Manhattan Community Trades for $117M

A&E Real Estate purchased the Upper East Side property.

A 22-story luxury community in the Yorkville neighborhood of Manhattan’s Upper East Side has been sold to A&E Real Estate for $116.5 million. Soloviev Group sold the property, Rivers Bend. A&E paid approximately $547,000 per unit for the 179-unit building.

Located at 501 East 87th St., Rivers Bend was built in 1963. The post-war building at the northeast corner of York Avenue and 87th Street features extra-large apartment homes and wood-burning fireplaces.

Rivers Bend amenities include a 24-hour attended lobby, a parking garage, a rooftop terrace with a glass-enclosed swimming pool, central air conditioning, an updated elevator system and a fitness center. Select homes in the 202,000-square-foot community have balconies and large private terraces.

Residents are nearby the Carl Schurz Park, Gracie Mansion, the East River Esplanade and Asphalt Green.
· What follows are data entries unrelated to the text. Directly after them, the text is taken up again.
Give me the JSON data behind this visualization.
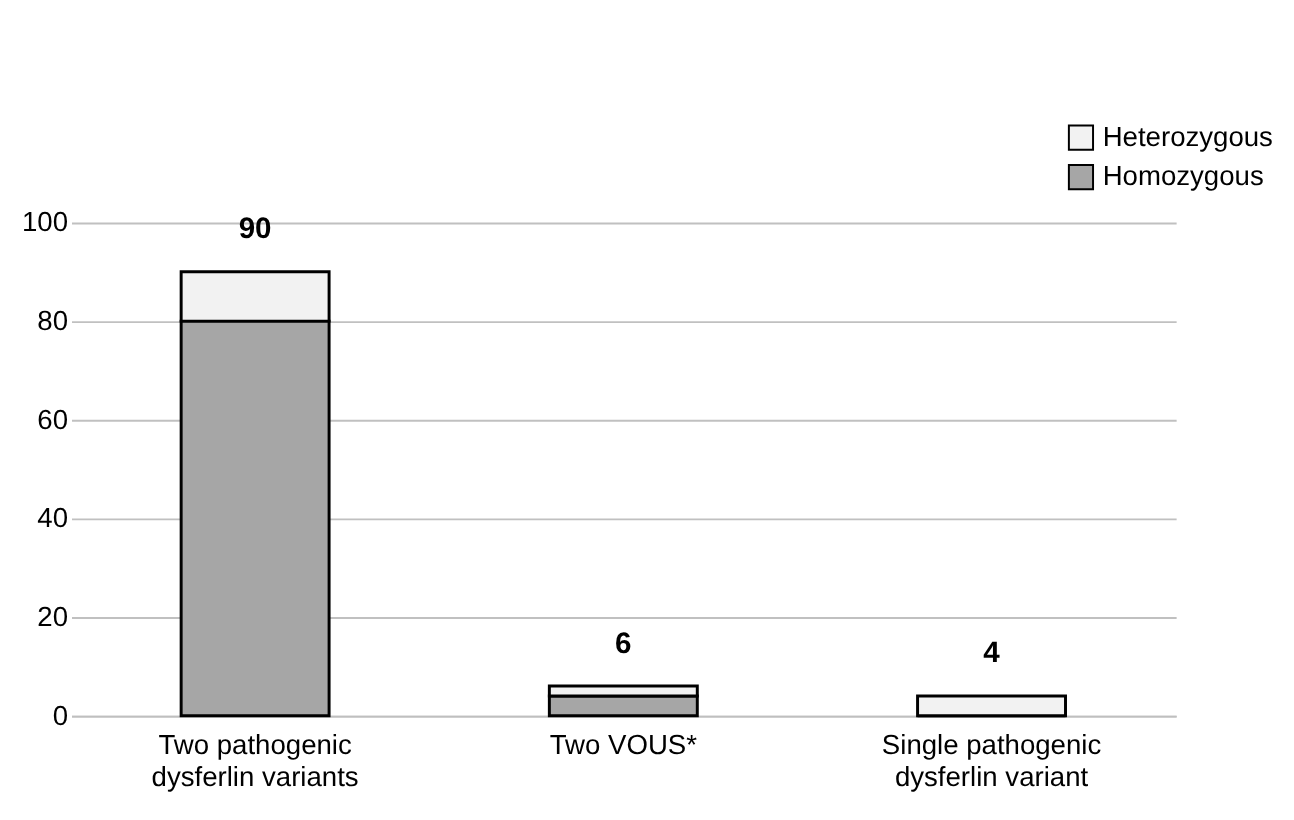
{
  "chart_data": {
    "type": "bar",
    "stacked": true,
    "categories": [
      "Two pathogenic dysferlin variants",
      "Two VOUS*",
      "Single pathogenic dysferlin variant"
    ],
    "series": [
      {
        "name": "Homozygous",
        "color": "#a6a6a6",
        "values": [
          80,
          4,
          0
        ]
      },
      {
        "name": "Heterozygous",
        "color": "#f2f2f2",
        "values": [
          10,
          2,
          4
        ]
      }
    ],
    "totals": [
      "90",
      "6",
      "4"
    ],
    "ylim": [
      0,
      100
    ],
    "yticks": [
      0,
      20,
      40,
      60,
      80,
      100
    ],
    "grid": "y",
    "legend": "top right"
  }
}
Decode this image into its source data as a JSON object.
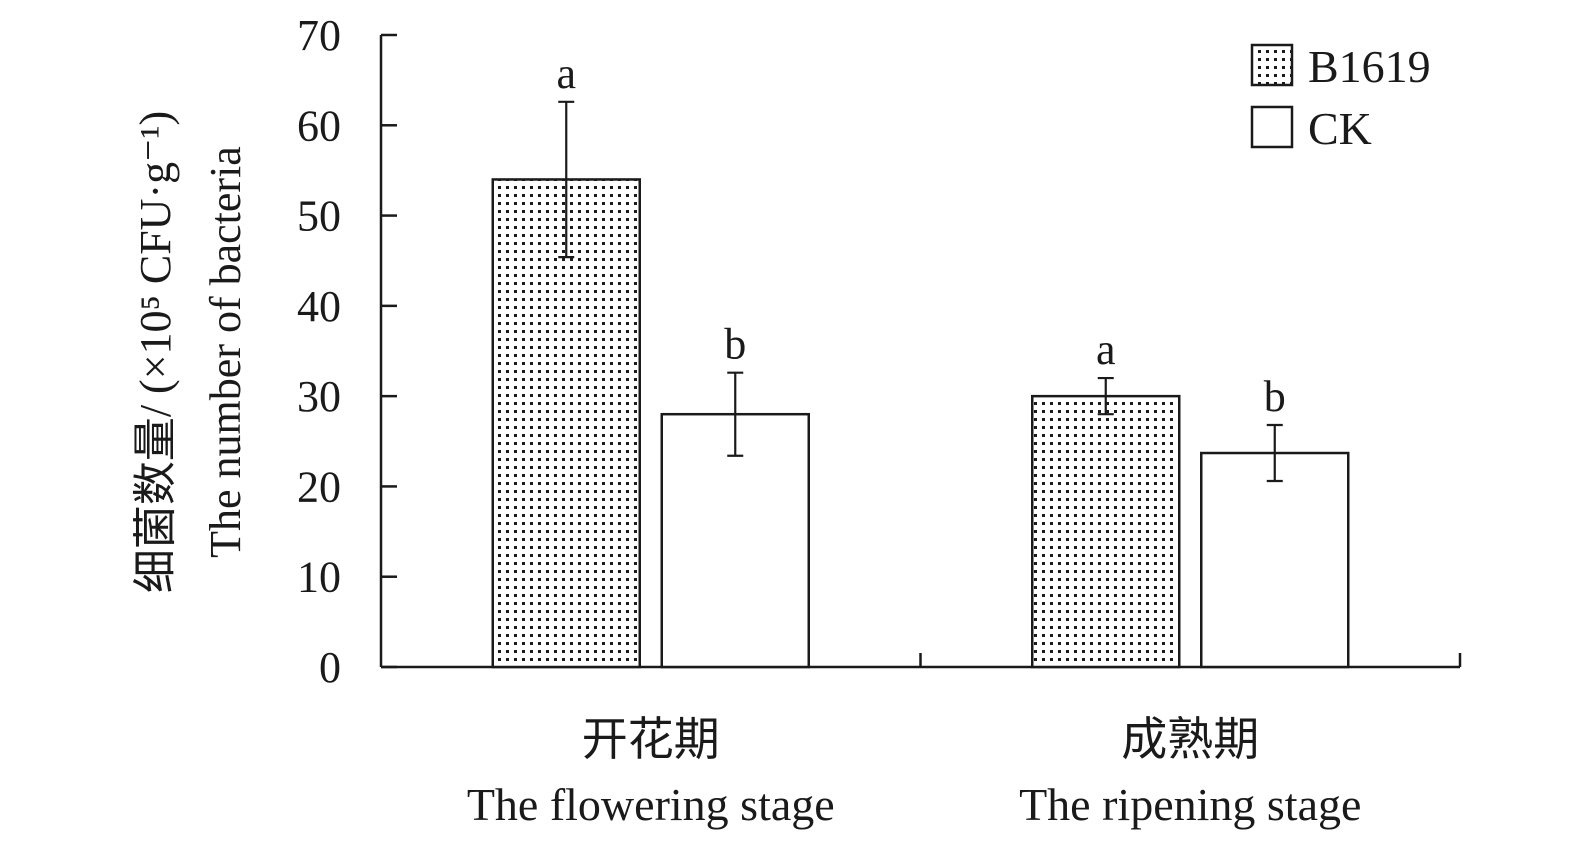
{
  "chart_data": {
    "type": "bar",
    "categories": [
      {
        "zh": "开花期",
        "en": "The flowering stage"
      },
      {
        "zh": "成熟期",
        "en": "The ripening stage"
      }
    ],
    "series": [
      {
        "name": "B1619",
        "pattern": "dotted",
        "values": [
          54,
          30
        ],
        "errors": [
          8.6,
          2.0
        ],
        "significance": [
          "a",
          "a"
        ]
      },
      {
        "name": "CK",
        "pattern": "hollow",
        "values": [
          28,
          23.7
        ],
        "errors": [
          4.6,
          3.1
        ],
        "significance": [
          "b",
          "b"
        ]
      }
    ],
    "ylabel_zh": "细菌数量/ (×10⁵ CFU·g⁻¹)",
    "ylabel_en": "The number of bacteria",
    "ylim": [
      0,
      70
    ],
    "yticks": [
      "0",
      "10",
      "20",
      "30",
      "40",
      "50",
      "60",
      "70"
    ],
    "legend_position": "top-right",
    "grid": false,
    "colors": {
      "axis": "#1a1a1a",
      "bar_stroke": "#1a1a1a",
      "bar_fill": "#ffffff",
      "dot": "#1a1a1a"
    }
  }
}
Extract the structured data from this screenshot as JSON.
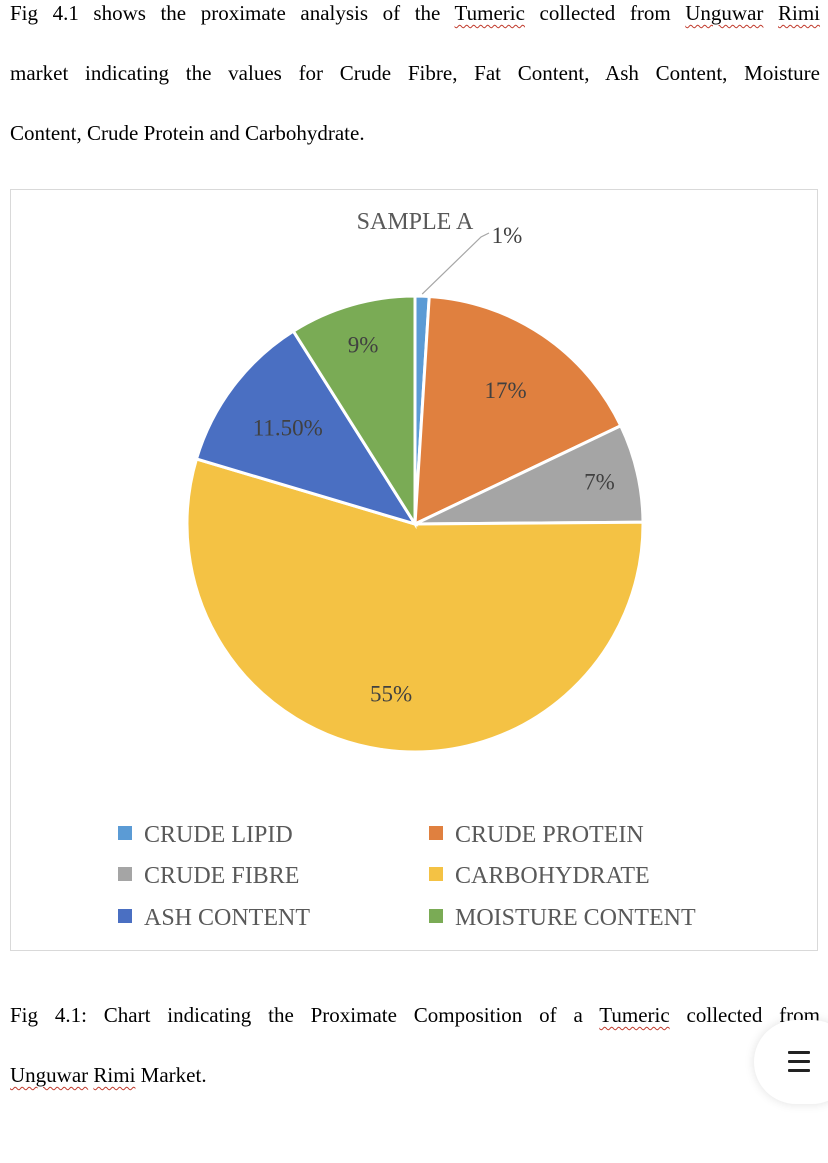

The 90th Street NYC Ferry terminal and Second Avenue subway are also close by. The neighborhood features some of Manhattan’s leading private and public schools as well as an array of dining, retail and entertainment options.

A&E has been growing its multifamily portfolio. In the last few years, the company has added 140 and 160 Riverside Blvd., which it purchased from Equity Residential; 1080 Amsterdam and 400 East 57th St. from SL Green; a portfolio of 14 multifamily buildings in Brooklyn’s Gravesend and Sheepshead Bay neighborhoods from The LeFrak Organization; and Cunningham Heights, a 22-building community portfolio in Queens Village.

Soleviev Group was represented by S. Charatan Realty founder and president Jack Bick in the Upper East Side transaction.

Manhattan market metrics

The Manhattan multifamily market was on an upward trend at the close of 2024, despite seasonal hurdles. Average advertised asking rents increased by 0.2 percent on a trailing three-month basis through November, to $5,023. This was largely due to the working-class Renter-by-Necessity segment, the report indicated.

“Existing apartment buildings are the hottest real estate investment product in the country and have been for many years, versus some asset types that are seen as riskier and more vulnerable to changing market conditions,” Alan Hammer at Brach Eichler told Multi-Housing News. “Recent memory of low interest rates, which allowed sellers to achieve record-high asking prices, has slowed this continuous flurry of activity. However, there is capital ready to invest. In New York City, from a consumer perspective, pre-war buildings have a specific charm and character that are lacking in new-builds and often offer larger layouts.”